An Environmental Sense of Isolation
Right off the bat, there is something important to note about Burning: the vast majority of the movie takes place outside of Seoul, in the area known as Paju. Located in the northern part of South Korea, right along the border of North Korea, Paju is surrounded by mountains and is largely rural. Located about an hour-long subway ride from the capital city of Seoul, where the vast majority of Korea’s population resides, the setting plays a key part. Due to migration patterns in South Korea, for younger people to be living in such a location is undesirable, adding to the unhappiness with one’s situation. The fact that Lee Jong-su, Burning’s protagonist, remains here distinguishes that he is stagnant in life: he feels stuck where he is at, which shifts even more with the disappearance of Hae-mi.
At the same time, Ben, Yeun’s character, tells Jong-su that, every month, he burns down a greenhouse. It seems to become an elaborate metaphor throughout the movie for murder, as Hae-mi disappears, and Ben seems to imply that he killed her. But as Jong-su goes out for runs, searching for a greenhouse that has been burned down, it turns out that there are a bunch of abandoned greenhouses all around his general vicinity. Outside his interactions with Hae-mi and Ben, Jong-su is surrounded by objects created by people. Despite this, he is generally alone without any humans to accompany him.

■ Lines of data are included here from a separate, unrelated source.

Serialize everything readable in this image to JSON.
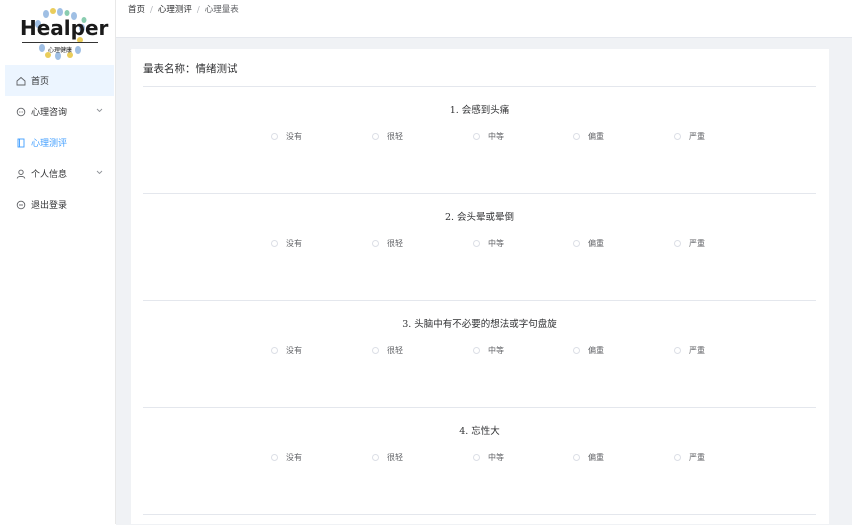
{
  "logo": {
    "brand": "Healper",
    "sub": "心理健康"
  },
  "sidebar": {
    "items": [
      {
        "label": "首页"
      },
      {
        "label": "心理咨询"
      },
      {
        "label": "心理测评"
      },
      {
        "label": "个人信息"
      },
      {
        "label": "退出登录"
      }
    ]
  },
  "breadcrumb": {
    "items": [
      "首页",
      "心理测评",
      "心理量表"
    ]
  },
  "scale": {
    "title": "量表名称：情绪测试"
  },
  "questions": [
    {
      "title": "1. 会感到头痛"
    },
    {
      "title": "2. 会头晕或晕倒"
    },
    {
      "title": "3. 头脑中有不必要的想法或字句盘旋"
    },
    {
      "title": "4. 忘性大"
    }
  ],
  "options": [
    "没有",
    "很轻",
    "中等",
    "偏重",
    "严重"
  ],
  "colors": {
    "accent": "#409eff",
    "active_bg": "#ecf5ff",
    "main_bg": "#f0f2f5"
  }
}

Even when he goes over Hae-mi’s house to feed her cat, the cat never appears, making Jong-su doubt it even exists besides the fact it leaves feces behind. Hae-mi is the only person to have noticed him — an ironic characteristic considering he is a novelist, someone who observes everyone else — and then she is taken out of the equation completely. Jong-su, in one scene, is seen in his home listening to world events, but he feels so far removed from the actual world that these things do not seem as relevant as they could be to him. The loneliness, the silence, and the absence of sound follow him wherever he goes, coloring his world only briefly before being stripped away.